In summary, A* with an admissible heuristic produces an optimal solution more efficiently than does BFS but it is likely that there are more efficient soluions out there. A* is a good default algorithm in cases where you can easily come up with a distance heuristic, and although in this case it isn't going to be the best solution, it's possible to learn a lot about the problem by implementing it.

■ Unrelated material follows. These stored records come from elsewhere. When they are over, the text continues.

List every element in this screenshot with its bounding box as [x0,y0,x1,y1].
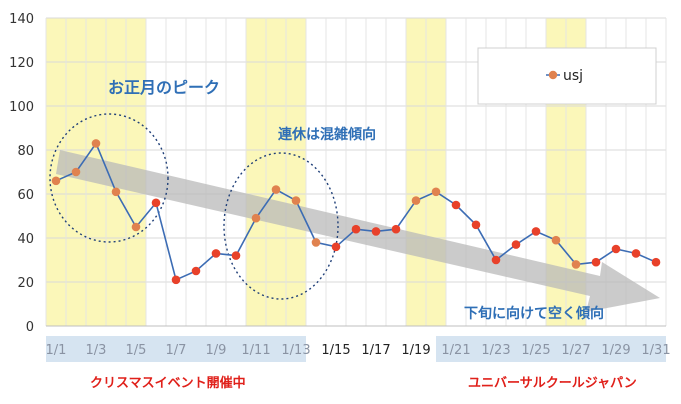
data-point [611,244,621,254]
x-axis-ticks: 1/1 1/3 1/5 1/7 1/9 1/11 1/13 1/15 1/17 1/19 1/21 1… [46,343,671,358]
annotation-ellipses [49,113,339,300]
data-point [71,167,81,177]
data-point [171,275,181,285]
data-point [471,220,481,230]
x-tick-label: 1/3 [86,343,107,358]
x-tick-label: 1/31 [641,343,670,358]
annotation-new-year-peak: お正月のピーク [108,78,220,97]
legend-box [477,47,657,105]
y-tick-label: 120 [9,56,34,71]
data-point [331,242,341,252]
data-point [51,176,61,186]
annotation-trend-down: 下旬に向けて空く傾向 [464,305,604,322]
data-point [591,257,601,267]
y-axis-ticks: 0 20 40 60 80 100 120 140 [9,12,34,335]
data-point [391,224,401,234]
holiday-ellipse [223,152,339,300]
y-tick-label: 140 [9,12,34,27]
x-tick-band [46,336,306,362]
annotation-holiday-peak: 連休は混雑傾向 [278,126,376,143]
data-point [191,266,201,276]
data-point [431,187,441,197]
y-tick-label: 0 [26,320,34,335]
x-tick-label: 1/7 [166,343,187,358]
footer-right-label: ユニバーサルクールジャパン [468,376,637,391]
data-point [651,257,661,267]
x-tick-label: 1/15 [321,343,350,358]
x-tick-label: 1/5 [126,343,147,358]
y-tick-label: 40 [17,232,34,247]
y-tick-label: 20 [17,276,34,291]
data-point [571,260,581,269]
data-point [551,235,561,245]
footer-left-label: クリスマスイベント開催中 [90,376,246,391]
series-usj [51,139,661,285]
legend-label: usj [563,68,583,84]
data-point [231,251,241,260]
data-point [311,238,321,247]
y-tick-label: 80 [17,144,34,159]
x-tick-label: 1/11 [241,343,270,358]
x-tick-label: 1/19 [401,343,430,358]
data-point [491,255,501,265]
x-tick-label: 1/25 [521,343,550,358]
highlight-band [246,18,306,326]
new-year-ellipse [49,113,169,243]
grid [45,17,667,327]
x-tick-bands [46,336,666,362]
data-point [291,196,301,205]
data-point [91,139,101,148]
data-point [251,213,261,223]
data-point [511,240,521,249]
legend-marker [548,70,558,80]
data-point [111,187,121,197]
data-point [531,227,541,236]
data-point [151,198,161,208]
legend: usj [477,47,657,105]
data-point [411,196,421,205]
x-tick-label: 1/9 [206,343,227,358]
x-tick-label: 1/1 [46,343,67,358]
y-tick-label: 60 [17,188,34,203]
data-point [351,224,361,234]
x-tick-label: 1/29 [601,343,630,358]
x-tick-label: 1/17 [361,343,390,358]
data-point [371,227,381,236]
x-tick-label: 1/27 [561,343,590,358]
data-point [131,222,141,232]
data-point [271,185,281,194]
y-tick-label: 100 [9,100,34,115]
data-point [631,249,641,258]
x-tick-band [436,336,666,362]
data-point [211,249,221,258]
x-tick-label: 1/13 [281,343,310,358]
x-tick-label: 1/21 [441,343,470,358]
x-tick-label: 1/23 [481,343,510,358]
data-point [451,200,461,210]
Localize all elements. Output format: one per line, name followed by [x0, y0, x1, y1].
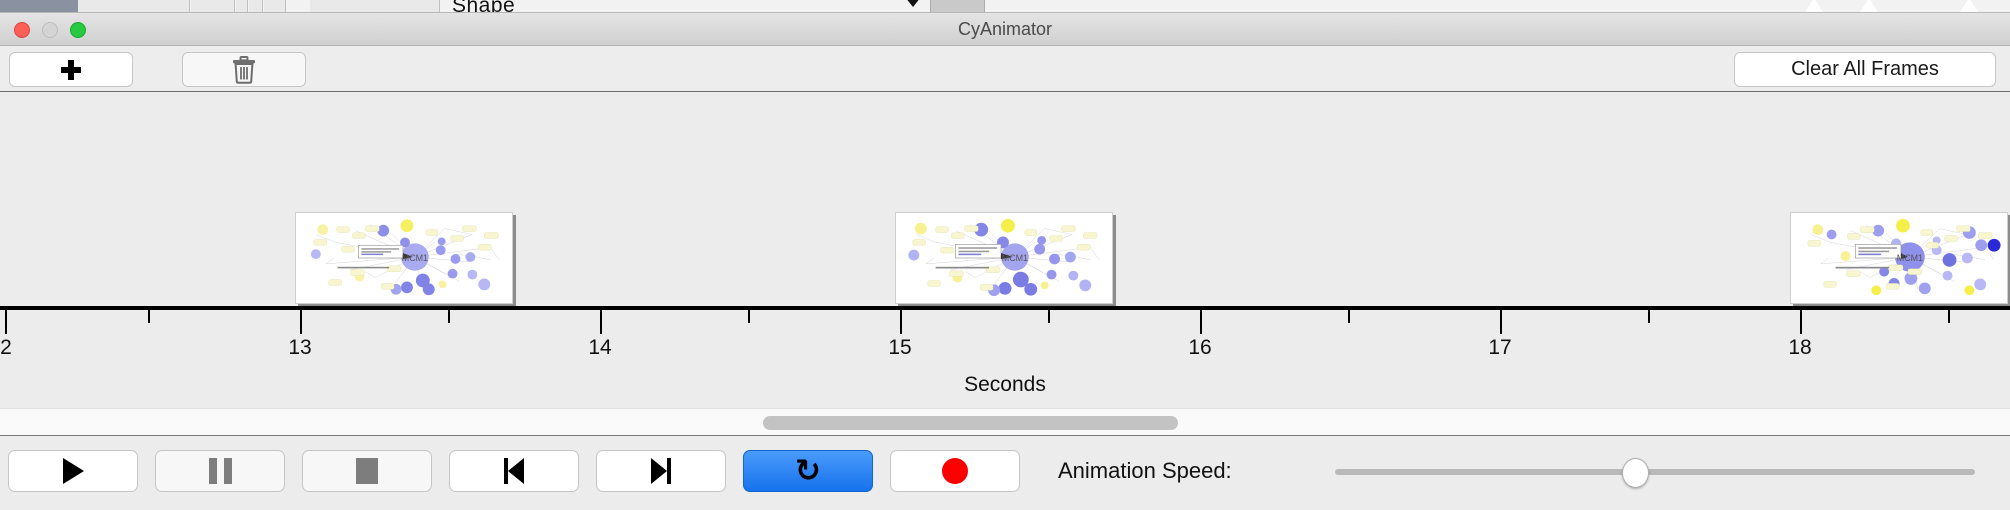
maximize-button[interactable] [70, 22, 86, 38]
axis-tick-label: 18 [1788, 336, 1812, 359]
timeline-frame-thumbnail[interactable]: MCM1 [1790, 212, 2008, 304]
axis-tick-label: 13 [288, 336, 312, 359]
axis-title: Seconds [964, 373, 1046, 396]
background-toolbar-segment [191, 0, 235, 12]
svg-text:MCM1: MCM1 [1897, 253, 1923, 263]
timeline-panel[interactable]: MCM1 [0, 93, 2010, 408]
network-graph-preview: MCM1 [296, 213, 512, 303]
background-selected-tab [930, 0, 985, 12]
stop-icon [356, 458, 378, 484]
svg-text:MCM1: MCM1 [402, 253, 428, 263]
slider-track [1335, 469, 1975, 475]
background-window-label: Shape [452, 0, 516, 13]
axis-minor-tick [448, 310, 450, 323]
trash-icon [233, 55, 255, 84]
loop-icon: ↻ [795, 452, 821, 489]
play-icon [62, 458, 84, 484]
record-button[interactable] [890, 450, 1020, 492]
axis-minor-tick [1648, 310, 1650, 323]
loop-button[interactable]: ↻ [743, 450, 873, 492]
timeline-horizontal-scrollbar[interactable] [0, 408, 2010, 436]
network-graph-preview: MCM1 [1791, 213, 2007, 303]
delete-frame-button[interactable] [182, 52, 306, 87]
background-toolbar-segment [264, 0, 286, 12]
axis-tick-label: 16 [1188, 336, 1212, 359]
pause-button[interactable] [155, 450, 285, 492]
skip-backward-icon [504, 458, 524, 484]
background-triangle-icon [1805, 0, 1823, 12]
slider-thumb[interactable] [1622, 458, 1649, 488]
axis-major-tick [300, 310, 302, 334]
skip-forward-icon [651, 458, 671, 484]
title-bar: CyAnimator [0, 13, 2010, 46]
axis-major-tick [600, 310, 602, 334]
axis-minor-tick [1048, 310, 1050, 323]
axis-major-tick [1200, 310, 1202, 334]
minimize-button[interactable] [42, 22, 58, 38]
window-title: CyAnimator [957, 19, 1053, 39]
record-icon [942, 458, 968, 484]
axis-minor-tick [148, 310, 150, 323]
stop-button[interactable] [302, 450, 432, 492]
axis-major-tick [5, 310, 7, 334]
plus-icon [61, 59, 81, 80]
add-frame-button[interactable] [9, 52, 133, 87]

Code below in C++ as you requested.

#include <memory>
using std::shared_ptr;
#include <vector>
using std::vector;
#include <queue>
using std::priority_queue;
#include <map>
using std::map;
using std::pair;
#include <math.h>

#include <iostream>
using std::cout;
#include <fstream>
using std::ofstream;

struct Point
{
    short x;
    short y;
    Point(short _x, short _y) { x = _x; y = _y; }
    bool IsOrigin() { return x == 0 && y == 0; }
    bool operator<(const Point& p) const {
        return pair<short, short>(x, y) < pair<short, short>(p.x, p.y);
    }
};

class Path
{
    Point m_end;
    shared_ptr<Path> m_prev;
    int m_length; // cached

public:
    Path(const Point& start)
        : m_end(start)
        { m_length = 0; }

    Path(const Point& start, shared_ptr<Path> prev)
        : m_end(start)
        , m_prev(prev)
    { m_length = m_prev->m_length +1; }

    Point GetEnd() const { return m_end; }
    int GetLength() const { return m_length; }

    vector<Point> GetPoints() const
    {
        vector<Point> points;
        for (const Path* curr = this; curr; curr = curr->m_prev.get()) {
            points.push_back(curr->m_end);
        }
        return points;
    }

    double g() const { return m_length; }
    //double h() const { return (abs(m_end.x) + abs(m_end.y)) / 3.0; } // Manhattan
    double h() const { return sqrt((m_end.x*m_end.x + m_end.y*m_end.y)/5); } // Euclidian
    double f() const { return g() + h(); }
};

bool operator<(const shared_ptr<Path>& p1, const shared_ptr<Path>& p2)
{
    return 1/p1->f() < 1/p2->f(); // priority_queue has biggest at end of queue
}

int main()
{
    const Point source(-200, 0);
    const Point target(0, 0);

    priority_queue<shared_ptr<Path>> q;
    q.push(shared_ptr<Path>(new Path(source)));

    map<Point, short> endPath2PathLength;
    endPath2PathLength.insert(map<Point, short>::value_type(source, 0));

    int pointsExpanded = 0;
    shared_ptr<Path> path;
    while (!(path = q.top())->GetEnd().IsOrigin())
    {
        q.pop();
        const short newLength = path->GetLength() + 1;
        for (short dx = -2; dx <= 2; ++dx){
            for (short dy = -2; dy <= 2; ++dy){
                if (abs(dx) + abs(dy) == 3){
                    const Point newEnd(path->GetEnd().x + dx, path->GetEnd().y + dy);
                    auto existingEndPath = endPath2PathLength.find(newEnd);
                    if (existingEndPath == endPath2PathLength.end() ||
                        existingEndPath->second > newLength) {
                        q.push(shared_ptr<Path>(new Path(newEnd, path)));
                        endPath2PathLength[newEnd] = newLength;
                    }
                }
            }
        }
        pointsExpanded++;
    }

    cout<< "Path length " << path->GetLength()
        << " (points expanded = " << pointsExpanded << ")\n";

    ofstream fout("Points.csv");
    for (auto i : endPath2PathLength) {
        fout << i.first.x << "," << i.first.y << "," << i.second << "\n";
    }

    vector<Point> points = path->GetPoints();
    ofstream fout2("OptimalPoints.csv");
    for (auto i : points) {
        fout2 << i.x << "," << i.y << "\n";
    }

    return 0;
}

Note this isn't very well tested so there may well be bugs but I hope the general idea is clear.